Adam J. Lieberman died in New York City on June 27, 1997. At Dartmouth, Adam was a major contributor and writer for the Dartmouth Review. He was a cum laude English major and wrote an honors thesis under the tutelage of Prof. Donald Pease. He worked at one time for Prof. Arthur Hertzberg and lived for several semesters in the Hillel housing. At the time of his death, he was Director of Development and Media at the American Council on Science and Health in New York City. Prior to that, he had taught English at several New York City public high schools, and taught English, History and Economics at the Windsor School, a private high school in Flushing, NY. While teaching, he also had several articles published in local papers in New York and in Mother Jones on the Internet. Adam is survived by his parents, Martin and Judith Lieberman, and his brother Steven.
Paul A. Wlodkowski ’88 has this remembrance:
My many fond memories of Dartmouth are associated with making new friends during that freshman year. Adam Lieberman lived down the hall in the basement of the Topliff dormitory. One afternoon, while I was working on a set of physics problems, Adam stopped by and introduced himself. It turned out by coincidence that he was a Stuyvesant High School classmate of my roommate, Adam Rabiner. My first impression of Adam Lieberman remains vivid to this day: a mischievous smile and constantly fluttering fingertips that accentuated his distinct peripatetic manner of absorbing all surrounding details. As we began to discuss current events and campus life, Adam would seamlessly launch into a vocal political satire, setting his witty lyrics to the music of his favorite songwriter, David Bowie.
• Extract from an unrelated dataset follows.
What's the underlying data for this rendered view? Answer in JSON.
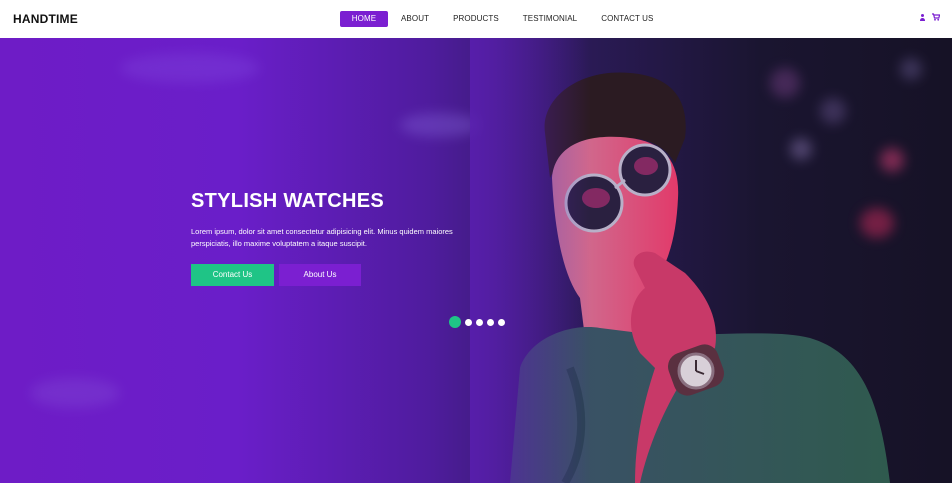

I had never witnessed anything like this before! Those songs left an indelible mark, and remarkably, I still remember many of his parodies. For those who heard his compositions, Adam was truly the “Weird Al” Yankovic of our campus.
As we got to know Adam better, it became evident that he was in search of his political identity and calling. He passionately committed himself to all conservative causes by expressing his views and journalistic skills with the Dartmouth Review. Whether he was happy is another question. I understand he struggled to be accepted, and somehow I think he took solace in knowing that a number of us stood by him during difficult times as his cohort of GDIs. i.e. “goddamn independents.” Adam penned his poignant journey of self-discovery entitled “Why I Left” in Mother Jones, and I encourage all classmates and friends to read it in his honor.
Adam Lieberman was a kind soul, a good friend, and a truly gifted writer. May his memory be eternal.